De slaap overviel hem weer, maar de engel kwam terug.
‘Sta op en eet wat, je moet sterk zijn, want de reis die je te wachten
staat, is nog ver.’
Elia stond op, at en vertrok. Veertig dagen en nachten stapte hij, tot hij
aan de berg Horeb kwam, de berg van Jahweh.
Hij ging een grot binnen om daar te slapen.
‘Elia, wat doe je hier?’, vroeg Jahweh.
‘Ach God,’ jammerde Elia, ‘ik heb me ten volle ingezet voor U, maar de
Israëlieten hebben het verbond met U naast zich neergelegd. De altaren
zijn verwoest en alle profeten zijn gedood. Ik ben de enige overlevende
en nu hebben ze het ook nog op mijn leven gemunt.’
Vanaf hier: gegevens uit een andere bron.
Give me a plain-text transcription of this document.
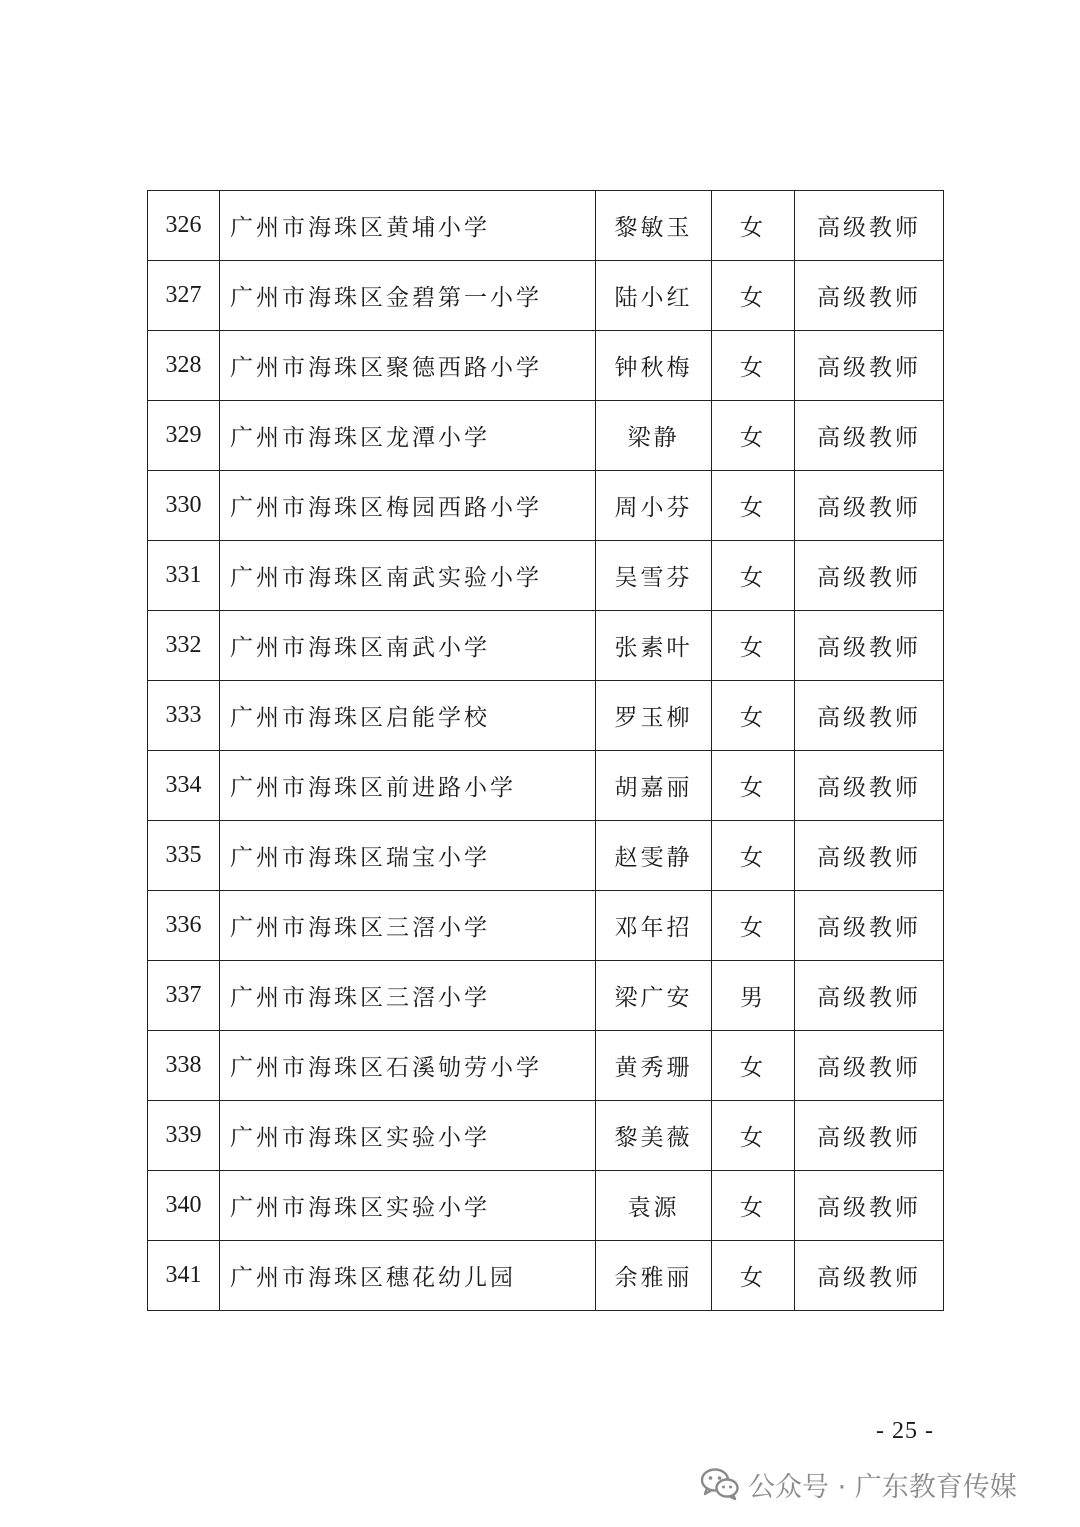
326	广州市海珠区黄埔小学	黎敏玉	女	高级教师
327	广州市海珠区金碧第一小学	陆小红	女	高级教师
328	广州市海珠区聚德西路小学	钟秋梅	女	高级教师
329	广州市海珠区龙潭小学	梁静	女	高级教师
330	广州市海珠区梅园西路小学	周小芬	女	高级教师
331	广州市海珠区南武实验小学	吴雪芬	女	高级教师
332	广州市海珠区南武小学	张素叶	女	高级教师
333	广州市海珠区启能学校	罗玉柳	女	高级教师
334	广州市海珠区前进路小学	胡嘉丽	女	高级教师
335	广州市海珠区瑞宝小学	赵雯静	女	高级教师
336	广州市海珠区三滘小学	邓年招	女	高级教师
337	广州市海珠区三滘小学	梁广安	男	高级教师
338	广州市海珠区石溪劬劳小学	黄秀珊	女	高级教师
339	广州市海珠区实验小学	黎美薇	女	高级教师
340	广州市海珠区实验小学	袁源	女	高级教师
341	广州市海珠区穗花幼儿园	余雅丽	女	高级教师
- 25 -
公众号 · 广东教育传媒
‘Kom naar buiten’, zei Jahweh. ‘Kom voor Me staan.’
Buiten stak een hevige windvlaag de kop op. De berg spleet open, rotsen
kwamen los en rolden bulderend naar beneden. Maar Jahweh was niet
in de windvlaag aanwezig. De aarde begon te beven en vuur verspreidde
zich over de berg. Maar Jahweh was niet in de aardbeving en ook niet in
het vuur gekomen.
Na het vuur kwam Jahweh in een zachte bries.
Toen Elia het gefluister in de zachte bries hoorde, sloeg hij nederig zijn
mantel voor het gezicht en kwam naar buiten.
‘Elia, wat doe je hier?’, vroeg Jahweh weer.
‘Ach God,’ zei Elia opnieuw, ‘ik heb me ten volle ingezet voor U, maar de
Israëlieten hebben het verbond met U naast zich neergelegd. De altaren
zijn verwoest en alle profeten zijn gedood. Ik ben de enige overlevende
en nu hebben ze het ook nog op mijn leven gemunt.’